The team won the Healthcare Equalities Award – one of nine prestigious awards categories – and was joined by two other finalists in separate categories from Leeds Teaching Hospitals NHS Trust (LTHT).
The awards, arranged by the NHS and supported by Fuji Film, recognise and celebrate some of the biggest achievements in health and social care across the country. The national awards ceremony was opened by the Prime Minister at One Great George Street, Westminster, on Wednesday last week.
North East and Yorkshire’s MPs sent hundreds of examples of staff who have gone above and beyond the call of duty including doctors, support workers and volunteers who worked tirelessly throughout the pandemic to make a genuine difference to the people they care for.
During the first national lockdown, LTHT’s Viral Hepatitis Team and West Yorkshire Hepatitis C Virus Operational Delivery Network worked to deliver a project engaging the hard-to-reach vulnerable adult rough sleepers in the community who were temporarily placed in hotels around the city. The teams worked to engage, test and treat this group for Hepatitis C as well as looking after their general health and wellbeing.
Using a mobile clinic, the teams met up at different hotels and hostels around the city to test vulnerable individuals for the virus. During this initiative some individuals were also able to start their Hepatitis C treatment to cure them of the virus.
Lisa Grant, Chief Nurse at LTHT, said: “We know that the COVID-19 pandemic did not affect all parts of our communities equally, and our clinical teams have been absolutely committed to addressing those inequalities.
“Our Viral Hepatitis Team built a really effective initiative, working closely with Bevan Outreach team and the Hepatitis C Trust, to engage with vulnerable adult rough sleepers, testing and treating them for Hepatitis C, and caring for them at this difficult time.
“We’re incredibly proud of the team for their compassionate approach and for the excellent work they have done to help a patient group in real need. This integrated approach to community healthcare points the way forward for the NHS.”

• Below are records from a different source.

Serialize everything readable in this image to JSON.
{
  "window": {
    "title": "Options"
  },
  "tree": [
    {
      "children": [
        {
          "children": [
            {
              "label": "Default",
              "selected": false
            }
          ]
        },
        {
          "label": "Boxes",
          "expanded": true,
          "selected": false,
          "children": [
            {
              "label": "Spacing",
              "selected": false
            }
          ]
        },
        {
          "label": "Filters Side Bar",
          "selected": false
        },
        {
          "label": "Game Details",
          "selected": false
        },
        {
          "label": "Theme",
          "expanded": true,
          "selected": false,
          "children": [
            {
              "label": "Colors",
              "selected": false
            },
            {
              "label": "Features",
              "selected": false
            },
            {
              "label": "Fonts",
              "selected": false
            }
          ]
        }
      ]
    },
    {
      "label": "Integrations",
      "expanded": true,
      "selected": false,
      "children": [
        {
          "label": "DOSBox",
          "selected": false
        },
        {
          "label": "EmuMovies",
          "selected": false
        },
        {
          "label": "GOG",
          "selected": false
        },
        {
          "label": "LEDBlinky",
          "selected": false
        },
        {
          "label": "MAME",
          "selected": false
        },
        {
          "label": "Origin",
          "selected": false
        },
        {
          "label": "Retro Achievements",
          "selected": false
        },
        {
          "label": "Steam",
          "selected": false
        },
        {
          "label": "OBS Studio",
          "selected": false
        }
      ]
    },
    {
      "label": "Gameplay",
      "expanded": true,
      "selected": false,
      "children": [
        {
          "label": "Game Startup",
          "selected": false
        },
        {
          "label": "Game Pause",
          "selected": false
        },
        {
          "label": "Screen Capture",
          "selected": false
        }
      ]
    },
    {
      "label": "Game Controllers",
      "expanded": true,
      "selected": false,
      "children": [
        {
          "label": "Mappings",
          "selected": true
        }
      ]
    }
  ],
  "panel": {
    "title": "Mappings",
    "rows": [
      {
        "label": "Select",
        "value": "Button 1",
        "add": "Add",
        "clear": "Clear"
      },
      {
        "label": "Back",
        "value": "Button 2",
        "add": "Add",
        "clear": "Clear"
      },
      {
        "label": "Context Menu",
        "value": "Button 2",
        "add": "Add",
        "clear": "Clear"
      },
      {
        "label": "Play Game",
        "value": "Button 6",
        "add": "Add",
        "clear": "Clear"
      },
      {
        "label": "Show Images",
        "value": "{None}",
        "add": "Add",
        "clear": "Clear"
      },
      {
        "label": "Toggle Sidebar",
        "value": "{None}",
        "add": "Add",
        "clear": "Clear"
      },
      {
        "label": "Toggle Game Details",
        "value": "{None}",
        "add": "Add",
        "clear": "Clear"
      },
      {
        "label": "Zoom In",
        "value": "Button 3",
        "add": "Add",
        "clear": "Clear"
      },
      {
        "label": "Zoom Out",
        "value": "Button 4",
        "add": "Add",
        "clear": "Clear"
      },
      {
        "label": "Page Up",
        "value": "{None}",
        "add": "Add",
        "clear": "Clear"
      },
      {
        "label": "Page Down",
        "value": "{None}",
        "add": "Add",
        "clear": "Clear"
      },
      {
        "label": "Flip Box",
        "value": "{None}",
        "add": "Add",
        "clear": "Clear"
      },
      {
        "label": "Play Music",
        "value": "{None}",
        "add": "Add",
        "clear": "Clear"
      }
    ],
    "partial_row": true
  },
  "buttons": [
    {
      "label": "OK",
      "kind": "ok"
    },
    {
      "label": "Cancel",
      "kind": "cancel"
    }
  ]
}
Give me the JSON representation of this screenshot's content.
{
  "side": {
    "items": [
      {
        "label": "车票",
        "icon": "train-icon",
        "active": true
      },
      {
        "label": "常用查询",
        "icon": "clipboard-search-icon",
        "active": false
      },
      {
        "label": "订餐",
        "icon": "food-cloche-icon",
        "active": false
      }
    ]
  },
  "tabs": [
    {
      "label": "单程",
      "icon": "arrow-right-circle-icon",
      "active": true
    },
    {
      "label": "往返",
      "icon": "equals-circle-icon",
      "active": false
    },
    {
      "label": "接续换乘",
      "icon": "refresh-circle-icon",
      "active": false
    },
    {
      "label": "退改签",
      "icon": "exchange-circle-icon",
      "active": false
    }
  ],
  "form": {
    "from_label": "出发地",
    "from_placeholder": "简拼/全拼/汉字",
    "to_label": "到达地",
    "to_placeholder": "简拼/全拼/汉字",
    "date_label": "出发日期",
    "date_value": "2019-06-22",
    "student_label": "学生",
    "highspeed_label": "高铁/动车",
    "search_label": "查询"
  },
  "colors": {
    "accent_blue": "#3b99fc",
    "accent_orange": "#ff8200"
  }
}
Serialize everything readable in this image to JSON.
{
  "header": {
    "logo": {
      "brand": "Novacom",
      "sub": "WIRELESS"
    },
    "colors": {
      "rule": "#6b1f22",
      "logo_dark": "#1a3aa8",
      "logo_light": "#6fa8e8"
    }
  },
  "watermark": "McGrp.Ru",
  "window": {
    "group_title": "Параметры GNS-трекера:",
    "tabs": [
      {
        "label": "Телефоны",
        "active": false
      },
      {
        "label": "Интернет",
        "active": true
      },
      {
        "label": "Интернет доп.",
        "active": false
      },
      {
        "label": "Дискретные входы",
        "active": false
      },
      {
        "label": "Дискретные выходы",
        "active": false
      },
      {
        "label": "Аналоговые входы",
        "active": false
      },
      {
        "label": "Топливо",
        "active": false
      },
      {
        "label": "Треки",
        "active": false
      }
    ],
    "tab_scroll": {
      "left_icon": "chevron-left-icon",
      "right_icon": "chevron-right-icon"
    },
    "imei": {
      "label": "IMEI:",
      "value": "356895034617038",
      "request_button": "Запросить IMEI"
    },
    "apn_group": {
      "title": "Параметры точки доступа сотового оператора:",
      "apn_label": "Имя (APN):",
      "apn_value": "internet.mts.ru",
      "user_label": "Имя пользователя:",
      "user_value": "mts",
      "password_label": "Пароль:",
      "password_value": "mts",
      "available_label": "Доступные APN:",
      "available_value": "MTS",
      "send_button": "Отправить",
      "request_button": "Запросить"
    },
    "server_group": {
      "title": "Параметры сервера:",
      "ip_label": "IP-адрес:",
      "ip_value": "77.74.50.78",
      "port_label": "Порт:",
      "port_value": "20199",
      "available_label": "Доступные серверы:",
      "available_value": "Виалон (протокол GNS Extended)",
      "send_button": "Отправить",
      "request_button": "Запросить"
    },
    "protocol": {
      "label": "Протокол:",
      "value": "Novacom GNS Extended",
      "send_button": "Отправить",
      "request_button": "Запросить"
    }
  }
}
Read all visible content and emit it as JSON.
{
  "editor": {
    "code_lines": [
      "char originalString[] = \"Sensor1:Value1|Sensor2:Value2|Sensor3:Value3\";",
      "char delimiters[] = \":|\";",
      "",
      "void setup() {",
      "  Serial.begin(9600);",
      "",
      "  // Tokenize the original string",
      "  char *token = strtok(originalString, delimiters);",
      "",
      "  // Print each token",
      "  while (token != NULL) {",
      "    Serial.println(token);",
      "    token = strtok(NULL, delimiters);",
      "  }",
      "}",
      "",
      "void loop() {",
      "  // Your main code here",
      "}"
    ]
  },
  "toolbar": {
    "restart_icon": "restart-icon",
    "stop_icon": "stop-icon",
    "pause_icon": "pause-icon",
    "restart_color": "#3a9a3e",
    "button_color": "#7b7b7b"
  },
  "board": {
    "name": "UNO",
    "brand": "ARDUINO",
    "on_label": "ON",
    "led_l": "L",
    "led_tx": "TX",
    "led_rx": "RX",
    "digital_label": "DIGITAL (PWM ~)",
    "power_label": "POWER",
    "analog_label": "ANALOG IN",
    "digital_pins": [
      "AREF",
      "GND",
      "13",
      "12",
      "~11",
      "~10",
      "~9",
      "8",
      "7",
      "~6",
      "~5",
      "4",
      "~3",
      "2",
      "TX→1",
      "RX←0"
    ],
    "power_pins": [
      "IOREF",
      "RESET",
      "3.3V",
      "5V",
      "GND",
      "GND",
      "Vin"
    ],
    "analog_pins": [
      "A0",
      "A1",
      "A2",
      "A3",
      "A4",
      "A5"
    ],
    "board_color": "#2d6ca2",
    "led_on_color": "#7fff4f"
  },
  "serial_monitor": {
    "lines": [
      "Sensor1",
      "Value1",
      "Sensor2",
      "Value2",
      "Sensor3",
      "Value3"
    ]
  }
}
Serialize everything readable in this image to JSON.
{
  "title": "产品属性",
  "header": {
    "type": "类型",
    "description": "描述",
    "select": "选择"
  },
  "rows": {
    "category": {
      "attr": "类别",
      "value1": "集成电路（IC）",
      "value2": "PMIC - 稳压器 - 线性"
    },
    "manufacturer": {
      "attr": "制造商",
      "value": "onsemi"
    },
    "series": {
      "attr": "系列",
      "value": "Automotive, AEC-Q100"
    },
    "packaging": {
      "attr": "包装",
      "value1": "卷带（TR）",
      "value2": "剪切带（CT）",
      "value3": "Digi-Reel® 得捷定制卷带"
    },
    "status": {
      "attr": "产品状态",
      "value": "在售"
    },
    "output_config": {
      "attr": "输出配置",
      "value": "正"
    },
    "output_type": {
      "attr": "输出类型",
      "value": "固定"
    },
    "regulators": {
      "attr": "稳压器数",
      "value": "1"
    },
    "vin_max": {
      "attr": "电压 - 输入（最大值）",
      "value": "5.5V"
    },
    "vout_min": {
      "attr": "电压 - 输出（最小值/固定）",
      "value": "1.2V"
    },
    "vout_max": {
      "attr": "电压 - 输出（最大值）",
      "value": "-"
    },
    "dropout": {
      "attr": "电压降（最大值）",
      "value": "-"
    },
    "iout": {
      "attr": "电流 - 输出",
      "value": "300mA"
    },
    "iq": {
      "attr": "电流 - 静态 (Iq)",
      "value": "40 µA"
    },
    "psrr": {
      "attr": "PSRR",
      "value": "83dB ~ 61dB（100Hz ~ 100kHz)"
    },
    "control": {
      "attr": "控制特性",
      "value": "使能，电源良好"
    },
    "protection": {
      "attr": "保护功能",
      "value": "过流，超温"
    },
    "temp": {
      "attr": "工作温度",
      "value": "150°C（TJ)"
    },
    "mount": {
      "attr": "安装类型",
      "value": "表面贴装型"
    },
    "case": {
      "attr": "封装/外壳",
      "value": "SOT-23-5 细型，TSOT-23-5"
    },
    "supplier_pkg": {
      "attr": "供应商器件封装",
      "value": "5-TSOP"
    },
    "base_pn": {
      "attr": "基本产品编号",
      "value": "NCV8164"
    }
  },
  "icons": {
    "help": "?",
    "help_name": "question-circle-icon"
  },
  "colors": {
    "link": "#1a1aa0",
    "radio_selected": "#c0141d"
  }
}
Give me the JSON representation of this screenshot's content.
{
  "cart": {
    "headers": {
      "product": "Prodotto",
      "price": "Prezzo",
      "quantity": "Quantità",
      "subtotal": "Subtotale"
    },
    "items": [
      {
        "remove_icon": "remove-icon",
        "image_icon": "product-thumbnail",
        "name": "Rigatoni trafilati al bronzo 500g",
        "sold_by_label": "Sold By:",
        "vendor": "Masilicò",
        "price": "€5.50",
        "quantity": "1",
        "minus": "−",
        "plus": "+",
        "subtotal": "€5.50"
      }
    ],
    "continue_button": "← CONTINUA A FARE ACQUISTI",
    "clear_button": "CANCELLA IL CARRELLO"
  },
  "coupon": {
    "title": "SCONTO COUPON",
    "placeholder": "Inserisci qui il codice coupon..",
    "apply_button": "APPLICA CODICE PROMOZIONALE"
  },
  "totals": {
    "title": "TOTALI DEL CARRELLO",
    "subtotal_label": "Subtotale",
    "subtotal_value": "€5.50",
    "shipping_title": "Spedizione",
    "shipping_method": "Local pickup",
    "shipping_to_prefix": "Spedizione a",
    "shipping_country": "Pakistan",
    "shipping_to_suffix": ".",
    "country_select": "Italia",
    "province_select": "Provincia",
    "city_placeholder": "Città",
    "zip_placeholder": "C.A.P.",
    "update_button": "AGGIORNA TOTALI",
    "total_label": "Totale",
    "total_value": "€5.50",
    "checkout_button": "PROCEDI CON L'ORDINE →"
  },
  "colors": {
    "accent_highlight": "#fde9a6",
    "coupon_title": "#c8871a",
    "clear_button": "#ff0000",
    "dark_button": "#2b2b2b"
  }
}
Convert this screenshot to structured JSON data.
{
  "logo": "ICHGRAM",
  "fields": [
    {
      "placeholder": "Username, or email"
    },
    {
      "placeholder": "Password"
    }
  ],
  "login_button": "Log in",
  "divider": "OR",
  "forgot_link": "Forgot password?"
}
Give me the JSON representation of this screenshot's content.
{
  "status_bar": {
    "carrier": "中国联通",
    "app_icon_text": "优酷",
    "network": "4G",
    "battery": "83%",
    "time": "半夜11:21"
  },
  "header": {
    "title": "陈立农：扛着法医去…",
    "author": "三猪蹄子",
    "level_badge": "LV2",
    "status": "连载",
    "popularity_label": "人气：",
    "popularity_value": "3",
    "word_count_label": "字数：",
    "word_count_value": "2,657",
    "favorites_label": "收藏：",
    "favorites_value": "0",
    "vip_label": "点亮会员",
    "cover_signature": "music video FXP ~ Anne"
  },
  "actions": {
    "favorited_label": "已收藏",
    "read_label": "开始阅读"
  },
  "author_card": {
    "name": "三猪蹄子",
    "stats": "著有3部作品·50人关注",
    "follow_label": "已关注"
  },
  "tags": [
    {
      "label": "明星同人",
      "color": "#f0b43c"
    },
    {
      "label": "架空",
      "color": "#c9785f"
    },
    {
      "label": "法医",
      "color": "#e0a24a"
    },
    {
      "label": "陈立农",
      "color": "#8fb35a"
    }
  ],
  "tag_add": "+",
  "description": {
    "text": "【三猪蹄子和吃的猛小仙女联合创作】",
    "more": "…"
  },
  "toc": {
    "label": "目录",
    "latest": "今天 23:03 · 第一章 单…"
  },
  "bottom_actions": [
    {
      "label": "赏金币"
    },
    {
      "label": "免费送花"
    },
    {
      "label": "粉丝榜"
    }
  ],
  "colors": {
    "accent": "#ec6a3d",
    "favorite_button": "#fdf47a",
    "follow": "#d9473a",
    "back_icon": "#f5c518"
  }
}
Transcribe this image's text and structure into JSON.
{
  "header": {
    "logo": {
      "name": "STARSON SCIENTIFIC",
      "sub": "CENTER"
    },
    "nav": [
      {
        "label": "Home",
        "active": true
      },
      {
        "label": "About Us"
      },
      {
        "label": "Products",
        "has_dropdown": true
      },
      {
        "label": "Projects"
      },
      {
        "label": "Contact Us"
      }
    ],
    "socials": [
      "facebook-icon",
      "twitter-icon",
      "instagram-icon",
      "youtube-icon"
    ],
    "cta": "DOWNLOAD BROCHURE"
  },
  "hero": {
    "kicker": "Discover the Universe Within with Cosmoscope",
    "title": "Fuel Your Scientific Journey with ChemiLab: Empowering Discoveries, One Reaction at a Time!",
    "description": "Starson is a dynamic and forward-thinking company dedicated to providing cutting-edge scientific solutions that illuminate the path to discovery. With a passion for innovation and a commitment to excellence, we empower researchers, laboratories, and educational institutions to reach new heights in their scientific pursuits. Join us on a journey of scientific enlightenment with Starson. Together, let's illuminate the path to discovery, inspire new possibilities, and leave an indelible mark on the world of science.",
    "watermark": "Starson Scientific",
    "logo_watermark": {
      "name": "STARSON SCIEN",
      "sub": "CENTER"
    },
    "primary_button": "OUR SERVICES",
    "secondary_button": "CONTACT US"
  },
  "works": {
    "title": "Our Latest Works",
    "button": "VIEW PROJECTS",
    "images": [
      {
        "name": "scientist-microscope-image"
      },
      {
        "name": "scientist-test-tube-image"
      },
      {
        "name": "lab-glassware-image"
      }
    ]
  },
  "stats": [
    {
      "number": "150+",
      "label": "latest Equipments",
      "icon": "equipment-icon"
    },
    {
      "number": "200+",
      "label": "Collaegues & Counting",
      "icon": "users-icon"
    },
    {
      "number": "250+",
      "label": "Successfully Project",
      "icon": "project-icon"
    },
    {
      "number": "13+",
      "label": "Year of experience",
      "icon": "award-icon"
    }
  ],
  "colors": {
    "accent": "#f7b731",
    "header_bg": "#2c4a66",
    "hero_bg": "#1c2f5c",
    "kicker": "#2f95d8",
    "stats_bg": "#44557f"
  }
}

The outreach initiative was supported by Leeds Hospitals Charity and individuals who were tested by the team also received a care package kindly donated by the charity.
The outreach team joined two other finalists from LTHT at the awards last week, after winning the regional stages of the competition last November.
Emily Lane, Apprentice Nurse on Ward J20 at St James’s Hospital, was regional winner and finalist for the NHS Rising Star Award. Emily is based on the regional Infectious Diseases and Travel Medicine Unit, and was nominated for her courage and compassion during the testing of drive-through patients for COVID-19 during the first wave of the pandemic.
The Future You programme team, was regional winner and finalist for the Wellbeing at Work Award for their work in developing a programme of apprenticeships at LTHT. The programme enables people from all walks of life to get into healthcare through clinical apprenticeships, progressing at their own pace to achieve the highest qualification they choose.
The finalists made a shortlist selected from more than 700 entries submitted by almost half of all MPs in England in September last year. All three teams were originally nominated by Rt Hon. Hilary Benn MP.